After 25 years, and a rich sediment of source material from which to study, in 1999, writing for the Ashbrook Center. at Ashland University, Steven Hayward noted Will’s “prose style combine three elements.” One, “there is the sheer clarity and aphoristic quality of his prose.” His “one sentence distillations of a larger body of thought can be found in reading every column.” Two, “Will is a superb narrative story-teller, a rarity among opinion journalists.” Three, he writes with a “dry understated, wit, also rare among opinion journalists whose prose seldom deviates from the monotone seriousness of the overly earnest.”

Conceivably, then, Hayward read this 1977 gem:

Unfortunately, my favorite delight (chocolate-coated vanilla ice cream flecked with nuts) bears the unutterable name “Hot Fudge Nutty Buddy,” an example of the plague of cuteness in commerce. There are some things a gentleman simply will not do, and one is announce in public a desire for a ‘Nutty buddy.’ So I usually settle for a plain vanilla cone.

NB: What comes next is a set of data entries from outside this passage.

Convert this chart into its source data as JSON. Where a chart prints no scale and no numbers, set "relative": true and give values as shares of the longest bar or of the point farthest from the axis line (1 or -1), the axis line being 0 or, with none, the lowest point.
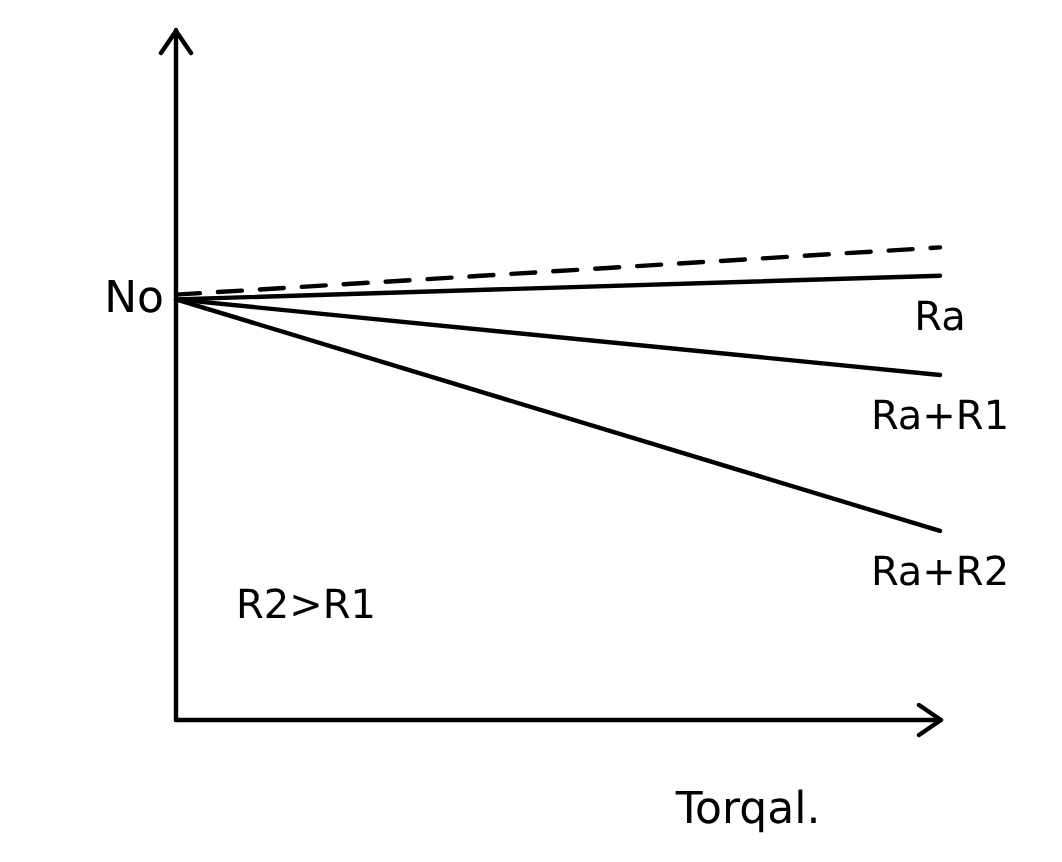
{
  "chart_data": {
    "type": "line",
    "relative": true,
    "xlabel": "Torqal.",
    "categories": [
      null,
      null
    ],
    "series": [
      {
        "color": "#000000",
        "values": [
          0.9,
          1.0
        ],
        "line_style": "dashed"
      },
      {
        "name": "Ra",
        "color": "#000000",
        "values": [
          0.89,
          0.94
        ]
      },
      {
        "name": "Ra+R1",
        "color": "#000000",
        "values": [
          0.89,
          0.73
        ]
      },
      {
        "name": "Ra+R2",
        "color": "#000000",
        "values": [
          0.89,
          0.4
        ]
      }
    ],
    "annotations": [
      "No",
      "R2>R1"
    ],
    "marker": "none",
    "line_style": "solid",
    "grid": false,
    "legend": false
  }
}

That year he was awarded the Pulitzer Prize for distinguished commentary. The Commentary Writing Jury Report concluded that, “Will combines a scholarly approach to commentary with wry humor. His writing style is clear and to the point. His arguments and analysis are forceful and easy to understand…”

Fortune Magazine described his collection of columns in 1982’s The Pursuit of Virtue and Other Tory Notions, as “a marvel of style, personality, character, learning and intelligence.” And Commentary Magazine noted “a stylistic signature so immediately recognizeable.”

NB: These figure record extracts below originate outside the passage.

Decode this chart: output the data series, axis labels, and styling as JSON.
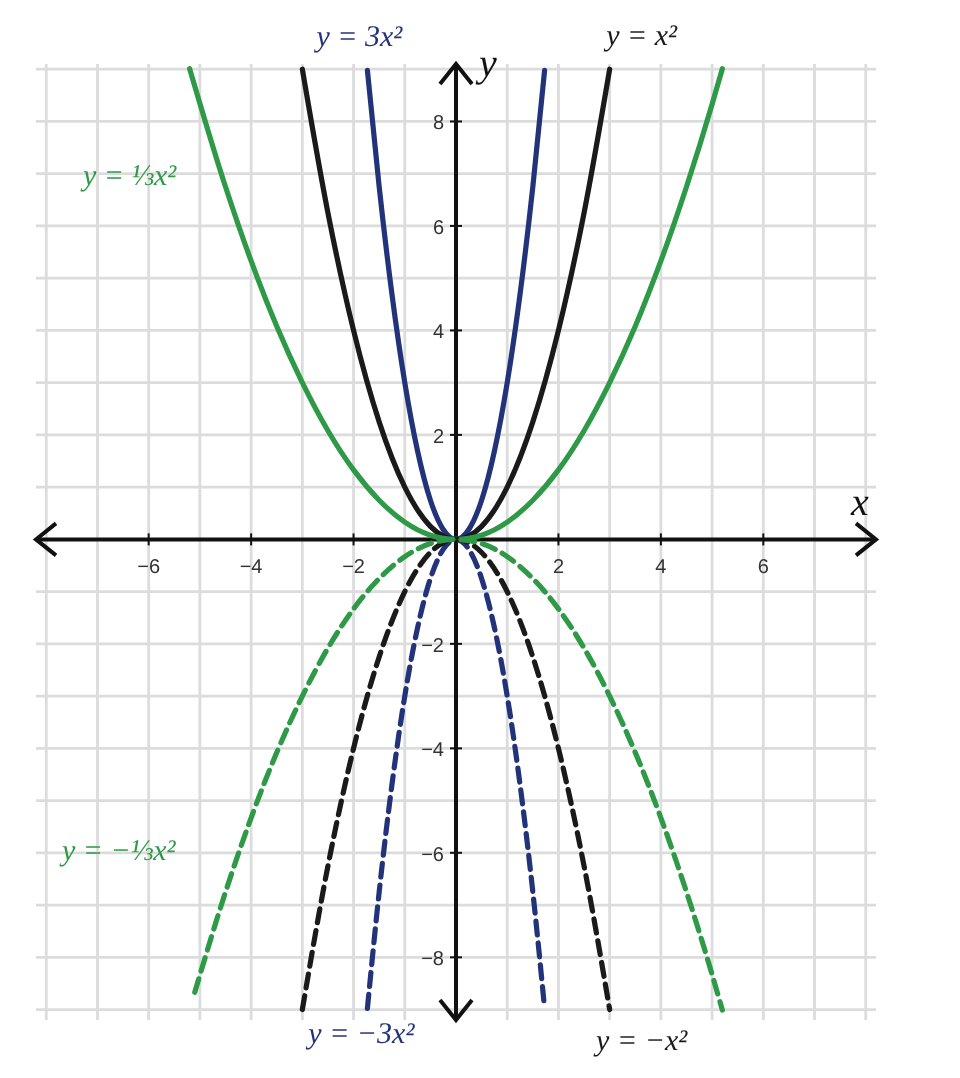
{
  "chart_data": {
    "type": "line",
    "xlabel": "x",
    "ylabel": "y",
    "xlim": [
      -8.2,
      8.2
    ],
    "ylim": [
      -9.2,
      9.1
    ],
    "xticks": [
      {
        "value": -8,
        "label": null
      },
      {
        "value": -7,
        "label": null
      },
      -6,
      {
        "value": -5,
        "label": null
      },
      -4,
      {
        "value": -3,
        "label": null
      },
      -2,
      {
        "value": -1,
        "label": null
      },
      {
        "value": 0,
        "label": null
      },
      {
        "value": 1,
        "label": null
      },
      2,
      {
        "value": 3,
        "label": null
      },
      4,
      {
        "value": 5,
        "label": null
      },
      6,
      {
        "value": 7,
        "label": null
      },
      {
        "value": 8,
        "label": null
      }
    ],
    "yticks": [
      {
        "value": -9,
        "label": null
      },
      -8,
      {
        "value": -7,
        "label": null
      },
      -6,
      {
        "value": -5,
        "label": null
      },
      -4,
      {
        "value": -3,
        "label": null
      },
      -2,
      {
        "value": -1,
        "label": null
      },
      {
        "value": 0,
        "label": null
      },
      {
        "value": 1,
        "label": null
      },
      2,
      {
        "value": 3,
        "label": null
      },
      4,
      {
        "value": 5,
        "label": null
      },
      6,
      {
        "value": 7,
        "label": null
      },
      8,
      {
        "value": 9,
        "label": null
      }
    ],
    "grid": true,
    "series": [
      {
        "name": "y = 3x²",
        "color": "#23337a",
        "line_style": "solid",
        "x": [
          -1.73,
          -1.5,
          -1.25,
          -1,
          -0.75,
          -0.5,
          -0.25,
          0,
          0.25,
          0.5,
          0.75,
          1,
          1.25,
          1.5,
          1.73
        ],
        "values": [
          8.98,
          6.75,
          4.69,
          3,
          1.69,
          0.75,
          0.19,
          0,
          0.19,
          0.75,
          1.69,
          3,
          4.69,
          6.75,
          8.98
        ]
      },
      {
        "name": "y = x²",
        "color": "#1a1a1a",
        "line_style": "solid",
        "x": [
          -3,
          -2.5,
          -2,
          -1.5,
          -1,
          -0.5,
          0,
          0.5,
          1,
          1.5,
          2,
          2.5,
          3
        ],
        "values": [
          9,
          6.25,
          4,
          2.25,
          1,
          0.25,
          0,
          0.25,
          1,
          2.25,
          4,
          6.25,
          9
        ]
      },
      {
        "name": "y = ⅓x²",
        "color": "#2e9a48",
        "line_style": "solid",
        "x": [
          -5.2,
          -4.5,
          -4,
          -3.5,
          -3,
          -2.5,
          -2,
          -1.5,
          -1,
          -0.5,
          0,
          0.5,
          1,
          1.5,
          2,
          2.5,
          3,
          3.5,
          4,
          4.5,
          5,
          5.2
        ],
        "values": [
          9.01,
          6.75,
          5.33,
          4.08,
          3,
          2.08,
          1.33,
          0.75,
          0.33,
          0.08,
          0,
          0.08,
          0.33,
          0.75,
          1.33,
          2.08,
          3,
          4.08,
          5.33,
          6.75,
          8.33,
          9.01
        ]
      },
      {
        "name": "y = −3x²",
        "color": "#23337a",
        "line_style": "dashed",
        "x": [
          -1.73,
          -1.5,
          -1.25,
          -1,
          -0.75,
          -0.5,
          -0.25,
          0,
          0.25,
          0.5,
          0.75,
          1,
          1.25,
          1.5,
          1.73
        ],
        "values": [
          -8.98,
          -6.75,
          -4.69,
          -3,
          -1.69,
          -0.75,
          -0.19,
          0,
          -0.19,
          -0.75,
          -1.69,
          -3,
          -4.69,
          -6.75,
          -8.98
        ]
      },
      {
        "name": "y = −x²",
        "color": "#1a1a1a",
        "line_style": "dashed",
        "x": [
          -3,
          -2.5,
          -2,
          -1.5,
          -1,
          -0.5,
          0,
          0.5,
          1,
          1.5,
          2,
          2.5,
          3
        ],
        "values": [
          -9,
          -6.25,
          -4,
          -2.25,
          -1,
          -0.25,
          0,
          -0.25,
          -1,
          -2.25,
          -4,
          -6.25,
          -9
        ]
      },
      {
        "name": "y = −⅓x²",
        "color": "#2e9a48",
        "line_style": "dashed",
        "x": [
          -5.1,
          -4.5,
          -4,
          -3.5,
          -3,
          -2.5,
          -2,
          -1.5,
          -1,
          -0.5,
          0,
          0.5,
          1,
          1.5,
          2,
          2.5,
          3,
          3.5,
          4,
          4.5,
          5,
          5.2
        ],
        "values": [
          -8.67,
          -6.75,
          -5.33,
          -4.08,
          -3,
          -2.08,
          -1.33,
          -0.75,
          -0.33,
          -0.08,
          0,
          -0.08,
          -0.33,
          -0.75,
          -1.33,
          -2.08,
          -3,
          -4.08,
          -5.33,
          -6.75,
          -8.33,
          -9.01
        ]
      }
    ]
  }
}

A genome sequencing of Will’s compositions reveals certain attributes: two word alliterations; one sentence words puncture and punctuate longer sentences; and, despite the ice cream quotation above, rarely will he employ the use of the first-person pronoun “I.” A droll deprecation acts as an effective counter balances to weighty matters and may in fact enhance arguments presented in his work. It is also lyrical -- a certain poetry to the prose within the boundaries a standard 750 word column.

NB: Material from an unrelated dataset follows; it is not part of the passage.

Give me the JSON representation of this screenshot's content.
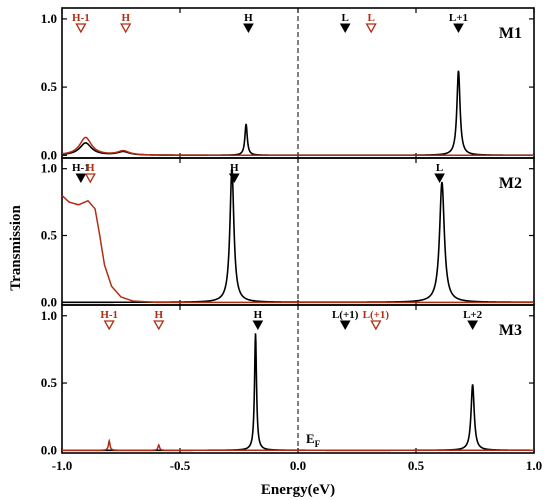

Recall a recent column about Cuba as it offers a simple example. “The permanent embargo was imposed in 1962 in the hope of achieving, among other things, regime change. Well.”

Last spring, Will was interviewed by radio personality Steve Richards for his program Speaking of Writers. He was asked something he rarely is asked about: his writing process and routine. Will explained, “I absolutely love to write” and described the activity as a “physical, tactile pleasure;” the feeling of thoughts becoming words. “A lot of reading and research goes into” writing 100 columns a year, he allows.

Will used to write “the old–fashioned way,” in long hand with a fountain pen. That all changed in February 1994, when, after a taping of the Sunday TV Program  The Week,  he broke his right arm. Ever since, he has written on a computer but he has not brought himself – yet – to twitter and tweeting. The focus always remains on content over transmission.

The best advice ever given to him was uttered by Mark Twain, who advised to do three things: “Write, write, write.” As for dispensing advice for writers, Will instructs: “Find models to emulate,” and it is important one “gets a sense to have a style.” It confirms what William Zinsser, author of On Writing Well, said: “Writing is learned by imitation; we all need models.”

And Will’s models? “This columnist has had two, columnist Murray Kempton and novelist P.G. Wodehouse.”

For me, such an honor  belongs to two writers as well: George Will and U2’s Bono. A strange alloy, perhaps, unique and, at times, seemingly incompatible. But as Will reminds us, “style reflects sensibility.”